Martin Hesp, Editor-at-Large at the Western Morning News, recently joined our Exploring the Sorrento Peninsula tour. Here's his report.
Everyone has heard of the Amalfi Coast – Italy’s mountainous World Heritage littoral which grandstands its way south of the Sorrento Peninsula.
The great finger of the peninsula is dramatic enough, terminating, as it does, the massive, blue, Vesuvius-dominated, sweep south of the Bay of Naples. But around the corner – around the massive limestone crags where the Sirens used to lure their sailor prey – you come to the vertiginous littoral that has been attracting mankind for millennia.
People have been clinging to these maritime cliffs and gorges for thousands of years, and a rather enviable time they have had of it compared to the historic existence led by many civilisations. There is plenty of fertility in the tiny pockets which have collected the fertile volcanic soils, and lemons, grapes, tomatoes and aubergines seem to almost leap out of the sun-warmed canyons and defiles.
Linking these pockets of land, and the villages and hamlets that go with them, are ancient packhorse trails which weave their way up from seaside to mountain-top – often in a seemingly impossible and overly optimistic series of switchbacks and clever tucks and turns.
Somehow these old pathways – laid by the Romans in many cases – pull off the impossible and get you either to the top of the crags, or to some coastal resort far below.
They are public rights-of-way that most visitors never see. The tourist buses twist and turn along the famous single road that links the towns of Positano, Amalfi and Salerno, and most passengers concentrate on the aquamarine views below rather than looking upwards into the mountains. If they do, then the likelihood will be that they won’t imagine that paths wend their up into the mountain tops, or that hiking along them can be a hugely enjoyable thing to do.
For those enjoying this holiday, however, these paths become a wondrous reality. The tour embraces both the world of the high footpaths and the more crowded but jolly visitor zone below. In other words, a vacation that gives you plenty of chances to ride on buses and do a bit of vertical sightseeing with all the other tourists – and also explore the extraordinary landscape in more depth by striding out along some of the paths.
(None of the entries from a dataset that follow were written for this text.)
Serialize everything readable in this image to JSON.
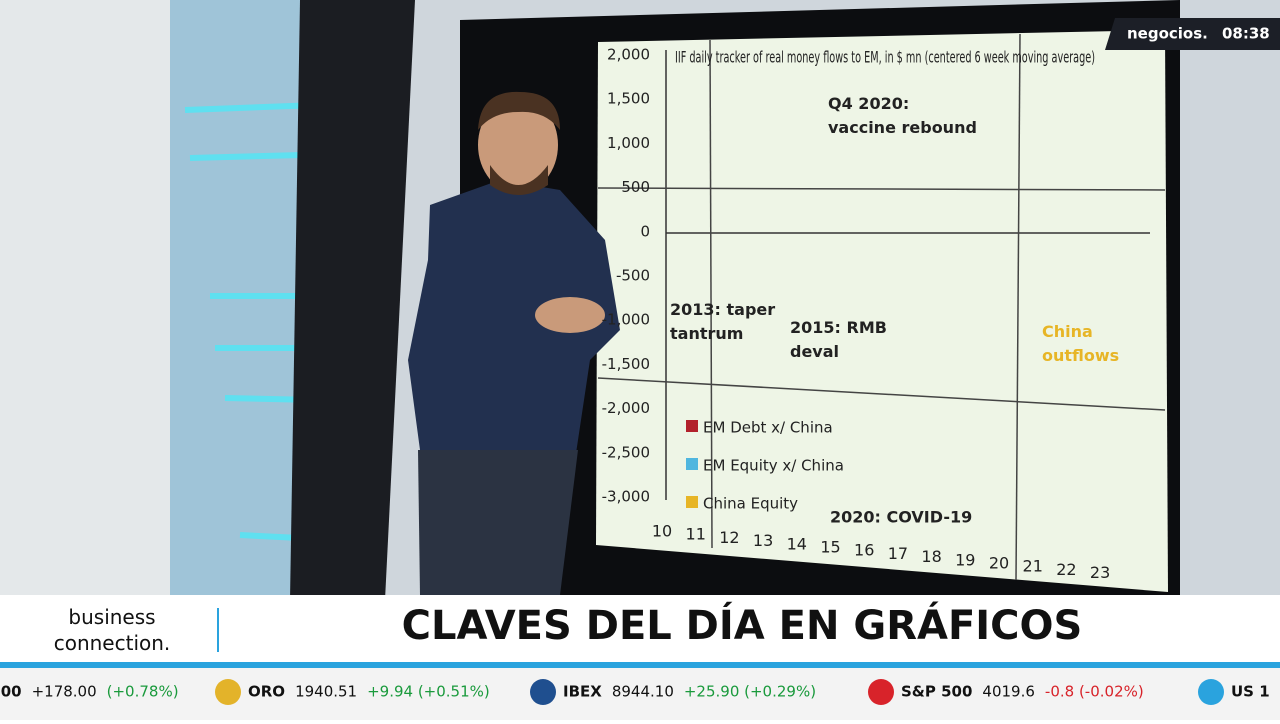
{
  "broadcast": {
    "channel": "negocios.",
    "time": "08:38"
  },
  "screen_chart": {
    "title": "IIF daily tracker of real money flows to EM, in $ mn (centered 6 week moving average)",
    "yticks": [
      "2,000",
      "1,500",
      "1,000",
      "500",
      "0",
      "-500",
      "-1,000",
      "-1,500",
      "-2,000",
      "-2,500",
      "-3,000"
    ],
    "xticks": [
      "10",
      "11",
      "12",
      "13",
      "14",
      "15",
      "16",
      "17",
      "18",
      "19",
      "20",
      "21",
      "22",
      "23"
    ],
    "annotations": [
      "Q4 2020: vaccine rebound",
      "2013: taper tantrum",
      "2015: RMB deval",
      "China outflows",
      "2020: COVID-19"
    ],
    "legend": [
      {
        "name": "EM Debt x/ China",
        "color": "#b2212b"
      },
      {
        "name": "EM Equity x/ China",
        "color": "#4fb6df"
      },
      {
        "name": "China Equity",
        "color": "#e7b526"
      }
    ]
  },
  "lower_third": {
    "program": "business connection.",
    "headline": "CLAVES DEL DÍA EN GRÁFICOS"
  },
  "ticker": [
    {
      "name": ".00",
      "price": "+178.00",
      "change": "(+0.78%)"
    },
    {
      "name": "ORO",
      "price": "1940.51",
      "change": "+9.94 (+0.51%)"
    },
    {
      "name": "IBEX",
      "price": "8944.10",
      "change": "+25.90 (+0.29%)"
    },
    {
      "name": "S&P 500",
      "price": "4019.6",
      "change": "-0.8 (-0.02%)"
    },
    {
      "name": "US 1",
      "price": "",
      "change": ""
    }
  ]
}
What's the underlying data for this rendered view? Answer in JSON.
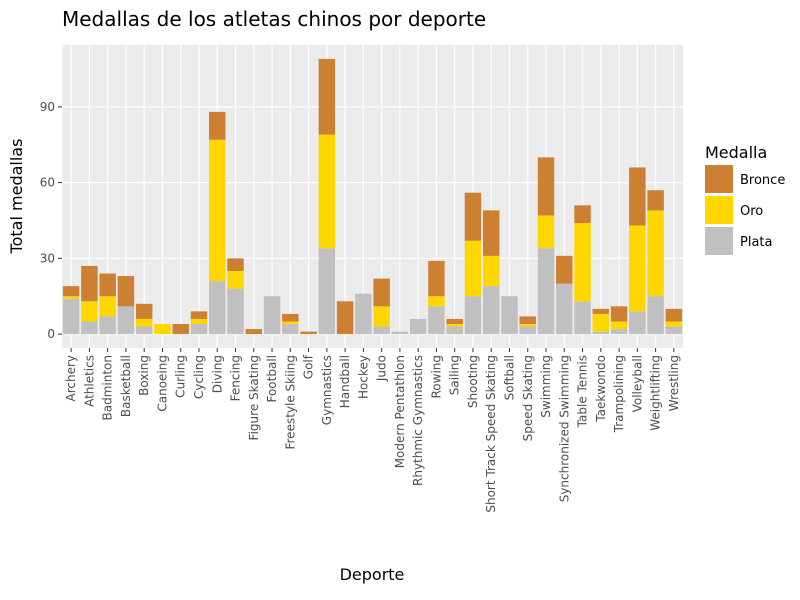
{
  "chart_data": {
    "type": "stacked_bar",
    "title": "Medallas de los atletas chinos por deporte",
    "x_label": "Deporte",
    "y_label": "Total medallas",
    "legend_title": "Medalla",
    "categories": [
      "Archery",
      "Athletics",
      "Badminton",
      "Basketball",
      "Boxing",
      "Canoeing",
      "Curling",
      "Cycling",
      "Diving",
      "Fencing",
      "Figure Skating",
      "Football",
      "Freestyle Skiing",
      "Golf",
      "Gymnastics",
      "Handball",
      "Hockey",
      "Judo",
      "Modern Pentathlon",
      "Rhythmic Gymnastics",
      "Rowing",
      "Sailing",
      "Shooting",
      "Short Track Speed Skating",
      "Softball",
      "Speed Skating",
      "Swimming",
      "Synchronized Swimming",
      "Table Tennis",
      "Taekwondo",
      "Trampolining",
      "Volleyball",
      "Weightlifting",
      "Wrestling"
    ],
    "series": [
      {
        "name": "Bronce",
        "color": "#cd7f32",
        "values": [
          4,
          14,
          9,
          12,
          6,
          0,
          4,
          3,
          11,
          5,
          2,
          0,
          3,
          1,
          30,
          13,
          0,
          11,
          0,
          0,
          14,
          2,
          19,
          18,
          0,
          3,
          23,
          11,
          7,
          2,
          6,
          23,
          8,
          5
        ]
      },
      {
        "name": "Oro",
        "color": "#ffd700",
        "values": [
          1,
          8,
          8,
          0,
          3,
          4,
          0,
          2,
          56,
          7,
          0,
          0,
          1,
          0,
          45,
          0,
          0,
          8,
          0,
          0,
          4,
          1,
          22,
          12,
          0,
          1,
          13,
          0,
          31,
          7,
          3,
          34,
          34,
          2
        ]
      },
      {
        "name": "Plata",
        "color": "#c0c0c0",
        "values": [
          14,
          5,
          7,
          11,
          3,
          0,
          0,
          4,
          21,
          18,
          0,
          15,
          4,
          0,
          34,
          0,
          16,
          3,
          1,
          6,
          11,
          3,
          15,
          19,
          15,
          3,
          34,
          20,
          13,
          1,
          2,
          9,
          15,
          3
        ]
      }
    ],
    "ylim": [
      -5.5,
      114.5
    ],
    "yticks": [
      0,
      30,
      60,
      90
    ],
    "grid": true,
    "legend_position": "right"
  }
}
Taken as an entire weeklong experience, this allows you to enjoy one of the world’s most beautiful holiday hotspots in a way that affords a much more satisfying, more interesting holiday than being a mere follower on the well-travelled tourist trail. You begin to understand how life on the vertical works, how it has flourished down through the ages, and how local farmers and fishermen have adapted to the modern world.
Oh, and you are treated to much, much, better views than the ones you can enjoy from the overcrowded lay-bys where the luxury coaches stop for ten minutes.